In addition to the spread of Christianity, western Europeans did not enslave other Europeans by the late fifteenth century because of a relatively equal and stable balance of power. Various nation states connected to the Atlantic Ocean, including England, Scotland, Ireland, France, Portugal, the Netherlands, and Spain, rose to power within close geographic proximity of one another. The ongoing wars and competition between and within these nation states meant that no single government had enough central authority to control commercial expansion or enslave the population of another state or their own citizens.
The tenuous power balance that grew between nations made it possible for western Europeans to collectively prevent enslavement. In contrast to Africa and the Americas, this unique set of geographic, economic, and religious circumstances allowed western Europeans to maintain basic rights over their own labor and physical mobility, rather than having these rights determined by their national or ethnic status. Though Europeans still operated within rigid class, gender, and labor hierarchies, western European laborers developed and maintained the ability to not live as the property of another human being in the centuries before New World expansion.
This increased individual mobility for many Europeans marked an early beginning to modern understandings of freedom in the Atlantic World. Still, individual rights and free labor would not effectively emerge as influential political and social concepts in the Atlantic World until the eighteenth and nineteenth centuries.
Whether through individual choice or through migration forced by political and religious conflicts (such as the Protestant Reformation or Jewish persecution), western Europeans found that these historic circumstances allowed for greater mobility outside of the geographic or social boundaries of their nation or kinship group. While populations throughout the world demonstrated significant technology and skill in maritime navigation, western Europeans possessed the additional social and labor mobility to explore and establish long-term Atlantic trade on a large scale. They also had the motive. The constant warfare between and within nations in Western Europe proved costly, and European nations struggled with a chronic shortage of gold and silver. In addition, Western Europe experienced a shortage of labor due to the plague, or "Black Death" that killed over thirty percent of Europeans at its height in the fourteenth and fifteenth centuries. Individual traders and commercial entrepreneurs increasingly pursued additional sources of wealth and labor outside of their native countries through trade and expansion, often with the support of financially depleted monarchies.

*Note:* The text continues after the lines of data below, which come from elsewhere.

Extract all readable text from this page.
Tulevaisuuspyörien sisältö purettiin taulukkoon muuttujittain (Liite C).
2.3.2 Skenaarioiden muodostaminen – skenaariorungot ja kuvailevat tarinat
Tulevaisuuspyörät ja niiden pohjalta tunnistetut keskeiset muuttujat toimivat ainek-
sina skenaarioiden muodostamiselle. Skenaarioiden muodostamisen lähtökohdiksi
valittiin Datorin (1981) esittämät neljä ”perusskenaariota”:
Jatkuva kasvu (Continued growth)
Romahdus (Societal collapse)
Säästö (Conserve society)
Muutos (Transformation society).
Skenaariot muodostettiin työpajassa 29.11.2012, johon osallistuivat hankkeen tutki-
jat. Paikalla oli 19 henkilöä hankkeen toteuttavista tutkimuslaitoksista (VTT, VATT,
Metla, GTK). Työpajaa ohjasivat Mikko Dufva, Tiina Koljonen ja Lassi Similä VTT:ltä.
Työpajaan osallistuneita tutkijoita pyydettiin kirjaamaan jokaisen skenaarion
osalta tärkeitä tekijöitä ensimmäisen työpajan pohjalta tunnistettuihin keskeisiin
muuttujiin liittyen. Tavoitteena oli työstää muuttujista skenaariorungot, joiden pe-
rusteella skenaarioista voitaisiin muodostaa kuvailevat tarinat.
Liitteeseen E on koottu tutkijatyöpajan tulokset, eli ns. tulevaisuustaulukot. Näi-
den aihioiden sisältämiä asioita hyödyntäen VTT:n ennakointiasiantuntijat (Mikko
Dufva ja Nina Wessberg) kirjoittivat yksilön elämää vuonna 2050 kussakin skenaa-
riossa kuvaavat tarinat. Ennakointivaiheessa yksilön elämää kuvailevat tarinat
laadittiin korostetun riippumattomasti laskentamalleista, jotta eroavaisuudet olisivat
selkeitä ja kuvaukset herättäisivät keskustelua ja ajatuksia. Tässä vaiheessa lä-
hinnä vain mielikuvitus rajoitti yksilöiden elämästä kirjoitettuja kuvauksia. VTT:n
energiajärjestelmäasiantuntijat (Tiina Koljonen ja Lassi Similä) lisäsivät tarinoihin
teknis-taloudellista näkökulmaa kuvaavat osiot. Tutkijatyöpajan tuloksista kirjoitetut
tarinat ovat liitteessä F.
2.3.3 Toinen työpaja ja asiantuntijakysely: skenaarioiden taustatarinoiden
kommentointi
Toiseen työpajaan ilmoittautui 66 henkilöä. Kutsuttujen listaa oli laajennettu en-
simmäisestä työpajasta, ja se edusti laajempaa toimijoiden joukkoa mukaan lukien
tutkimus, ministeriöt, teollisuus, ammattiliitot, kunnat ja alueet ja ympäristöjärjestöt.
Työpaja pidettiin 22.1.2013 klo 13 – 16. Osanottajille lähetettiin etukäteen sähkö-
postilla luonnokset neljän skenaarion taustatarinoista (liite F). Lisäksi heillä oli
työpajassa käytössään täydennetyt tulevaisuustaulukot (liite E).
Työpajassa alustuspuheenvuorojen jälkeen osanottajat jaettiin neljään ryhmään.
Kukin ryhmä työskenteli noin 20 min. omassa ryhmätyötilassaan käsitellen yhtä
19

As European explorers and entrepreneurs established profit-seeking settlements in the Americas, they needed labor to cultivate or mine their new properties. If they could not obtain this labor by employing European indentured servants (particularly when the labor was arduous or deadly), Europeans increasingly acquired enslaved laborers through military attacks or trade networks in Africa and the Americas.
Initially, the religions practiced by the indigenous populations in Africa and the Americas provided adequate European justification for their capture and enslavement, but what happened when Africans or American Indians converted to Christianity? To avoid religious exemption, European slaveholders in the New World justified the enslavement of non-Europeans by constructing the concept of a white European race as separate and superior to non-Europeans. European legal, military, and religious support for slavery based on racial heriarchies allowed for a long term coerced labor force in the Americas, and Europeans could use the myth of white superiority to avoid their own enslavement.